Privilégier l’œuvre ?

Le critique devrait-il s’attarder pour autant uniquement à l’œuvre ? La critique au journal français Le Monde Noémie Luciani nous prévient que l’isolement du journaliste n’est guère plus profitable. « L’un des dangers qui guette le critique en permanence, c’est le tête-à-tête avec le film. […] Le festival, c’est vraiment le moment où on établit et où on entretient la connexion avec le public qui est le premier destinataire du film. C’est une ouverture aussi parce que le public a toujours une réaction inattendue », écrit-elle.

Cette remarque nous ramènerait-elle à l’essentiel? À cette rencontre ultime entre le cinéma et le spectateur? Et si le rôle du critique dans les festivals n’était pas d’exhiber son statut et ses privilèges, mais bien de témoigner de cette relation, de cette rencontre entre différentes cinématographies et un public ?

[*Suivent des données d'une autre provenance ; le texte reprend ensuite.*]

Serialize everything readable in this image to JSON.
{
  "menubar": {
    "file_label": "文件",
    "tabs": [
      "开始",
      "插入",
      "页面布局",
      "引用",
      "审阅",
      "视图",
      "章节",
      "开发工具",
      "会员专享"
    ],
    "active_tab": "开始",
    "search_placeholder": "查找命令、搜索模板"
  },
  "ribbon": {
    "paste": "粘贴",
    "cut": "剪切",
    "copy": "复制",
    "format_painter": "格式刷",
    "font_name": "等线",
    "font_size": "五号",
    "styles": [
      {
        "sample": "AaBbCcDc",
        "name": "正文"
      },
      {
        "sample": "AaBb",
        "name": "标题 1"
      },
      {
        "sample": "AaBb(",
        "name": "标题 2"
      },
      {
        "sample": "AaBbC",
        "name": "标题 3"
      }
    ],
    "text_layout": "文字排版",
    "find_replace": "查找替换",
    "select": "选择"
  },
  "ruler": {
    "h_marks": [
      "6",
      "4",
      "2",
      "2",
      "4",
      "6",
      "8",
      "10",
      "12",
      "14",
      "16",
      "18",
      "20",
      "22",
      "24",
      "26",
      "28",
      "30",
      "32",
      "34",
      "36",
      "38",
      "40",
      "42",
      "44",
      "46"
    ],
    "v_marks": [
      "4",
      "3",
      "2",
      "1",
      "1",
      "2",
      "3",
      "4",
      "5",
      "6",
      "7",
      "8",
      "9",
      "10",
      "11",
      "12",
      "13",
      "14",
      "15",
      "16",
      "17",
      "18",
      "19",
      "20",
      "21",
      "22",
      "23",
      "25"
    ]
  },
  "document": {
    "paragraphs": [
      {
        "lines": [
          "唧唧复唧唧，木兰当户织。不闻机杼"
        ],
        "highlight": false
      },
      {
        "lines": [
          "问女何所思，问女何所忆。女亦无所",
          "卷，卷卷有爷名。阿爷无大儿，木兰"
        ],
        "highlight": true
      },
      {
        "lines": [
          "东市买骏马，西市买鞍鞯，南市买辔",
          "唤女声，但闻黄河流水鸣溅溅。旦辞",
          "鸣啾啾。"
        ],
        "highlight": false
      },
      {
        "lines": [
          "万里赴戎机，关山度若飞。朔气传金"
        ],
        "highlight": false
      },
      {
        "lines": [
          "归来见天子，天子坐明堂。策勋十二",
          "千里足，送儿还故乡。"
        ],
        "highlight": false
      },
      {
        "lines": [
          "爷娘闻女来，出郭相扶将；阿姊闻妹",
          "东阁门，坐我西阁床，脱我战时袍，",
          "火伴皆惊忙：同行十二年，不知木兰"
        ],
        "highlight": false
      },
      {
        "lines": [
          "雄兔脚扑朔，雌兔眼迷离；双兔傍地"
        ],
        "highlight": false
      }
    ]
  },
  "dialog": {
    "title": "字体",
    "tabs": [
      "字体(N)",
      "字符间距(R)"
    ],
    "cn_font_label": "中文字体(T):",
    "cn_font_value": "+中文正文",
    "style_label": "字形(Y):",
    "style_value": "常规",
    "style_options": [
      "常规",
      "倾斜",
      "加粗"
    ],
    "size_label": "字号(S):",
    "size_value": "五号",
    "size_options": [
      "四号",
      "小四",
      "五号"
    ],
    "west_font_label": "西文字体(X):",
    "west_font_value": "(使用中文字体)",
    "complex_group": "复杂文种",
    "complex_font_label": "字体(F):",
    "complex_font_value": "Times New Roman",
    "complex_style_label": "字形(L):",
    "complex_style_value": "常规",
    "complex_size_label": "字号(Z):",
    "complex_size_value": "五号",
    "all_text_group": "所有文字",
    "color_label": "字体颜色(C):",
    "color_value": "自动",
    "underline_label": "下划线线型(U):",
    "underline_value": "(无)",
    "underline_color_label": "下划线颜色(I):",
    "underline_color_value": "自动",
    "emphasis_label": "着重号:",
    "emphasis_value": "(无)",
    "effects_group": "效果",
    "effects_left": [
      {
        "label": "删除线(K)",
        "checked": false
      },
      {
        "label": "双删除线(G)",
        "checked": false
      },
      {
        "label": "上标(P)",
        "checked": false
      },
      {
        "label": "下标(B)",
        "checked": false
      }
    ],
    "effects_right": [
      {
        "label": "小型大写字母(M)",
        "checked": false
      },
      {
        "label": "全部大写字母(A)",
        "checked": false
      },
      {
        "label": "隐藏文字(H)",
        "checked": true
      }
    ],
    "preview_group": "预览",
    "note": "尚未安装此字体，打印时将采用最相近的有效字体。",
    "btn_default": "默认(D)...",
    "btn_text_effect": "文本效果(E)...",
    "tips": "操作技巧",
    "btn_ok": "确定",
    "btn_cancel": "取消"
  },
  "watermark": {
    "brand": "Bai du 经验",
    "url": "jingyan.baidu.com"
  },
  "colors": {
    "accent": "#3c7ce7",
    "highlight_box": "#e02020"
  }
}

Quoiqu’il en soit, la place et le rôle du critique sont désormais bousculés par l’accessibilité et l’instantanéité que procurent les réseaux sociaux. En interrogeant des amateurs de cinéma sur leur critique favori, M. Kohn a remarqué que les messages de cinéphiles sur Twitter ont parfois plus de succès que ceux des professionnels. Les cinéphiles s’improvisent en effet de plus en plus critiques de cinéma grâce aux médias sociaux.

Alors oui, la critique est influencée par la multiplication des festivals de films. Pour autant, la position du critique lui permet d’analyser une œuvre et d’en faire découvrir des dizaines d’autres; il serait dommage de s’en priver. Dans ce contexte en mouvement constant, il ne peut toutefois compter que sur cette mission spécifique — celle du professionnel en exercice — pour se distinguer des autres. Il doit repenser sa fonction, sa position et exploiter les nouvelles possibilités qu’offre le « terrain » du festival.